宮部みゆきと海外で出版されている宮部作品 2007/12/13 ロイターが伝えるところによると、スティーヴン・キングのファンで、キング作品の影響を受けた作品を何作か執筆している日本の作家である宮部みゆきは、「魔術はささやく」の英語版「The Devil's Whisper」が欧米で出版された事に関して、ロイターのインタビューに答えた模様。

作家の宮部みゆき、「日本がどんな国か伝えたい」

英訳本が出版されている宮部みゆきの作品は次の通り。

「The Devil's Whisper」(「魔術はささやく」)
「Brave Story」(「ブレイブ・ストーリー」)
「Crossfire」(「クロスファイア」)
「Shadow Family」(「R.P.G.」)
「All She Was Worth」(「火車」)

「クロスファイア」 ところで、英訳本が出版されている作品のうち、「クロスファイア」は、スティーヴン・キングの「ファイアスターター」の影響を多分に受けているし、また「ブレイブ・ストーリー」も同様に「タリスマン」の影響を受けていることは否定できない。

宮部みゆきに対するキングの影響については、やまももさんの「私の宮部みゆき論」「宮部語録に見る宮部みゆき(完)」「Q6.宮部作品とスティーヴン・キング作品との関わりついて」が詳しいので、参照いただきたい。
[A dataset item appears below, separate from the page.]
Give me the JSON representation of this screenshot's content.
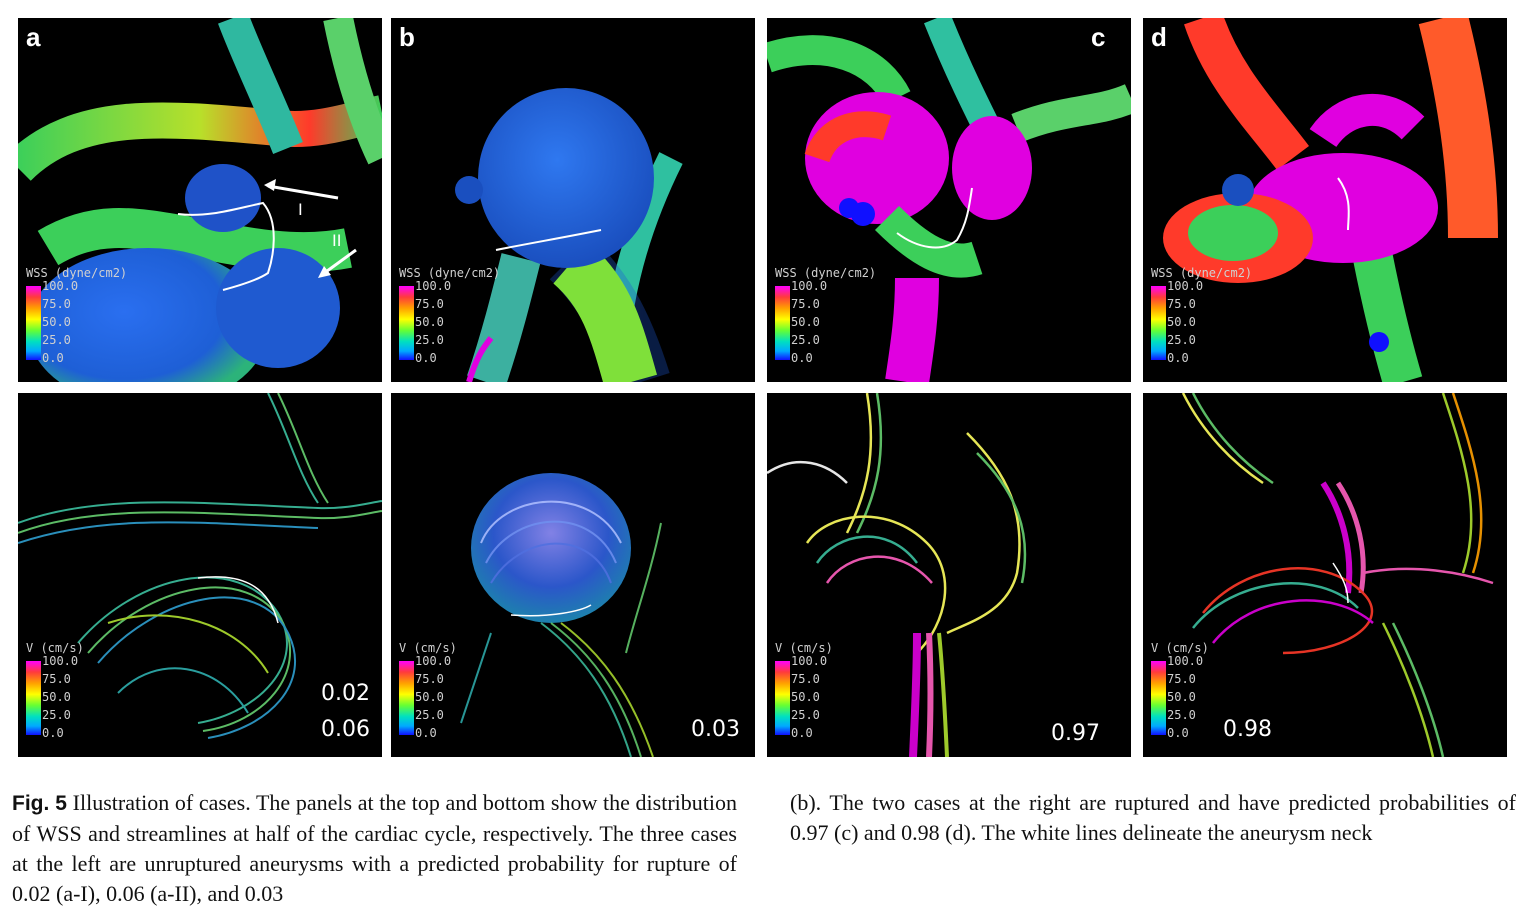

「Q6.宮部作品とスティーヴン・キング作品との関わりついて」

宮部みゆきは、自作でスティーヴン・キング作品をパクっているのではないか、と言う批判や議論もあることはあるのだが、宮部みゆきの作品は、仮にパクリだとしても作品として見事に成立しているし、元ネタとは異なったベクトルで題材を昇華させることに成功している。

例えばキングがブラム・ストーカーの「ドラキュラ」や、ジョン・スタインベックの「ハツカネズミと人間」等、様々な文学作品の影響を受けているのと同様なのだと思う。

余談だけど、わたしは個人的に宮部みゆき作品を20冊位読んでいますし、好きな作家の一人です。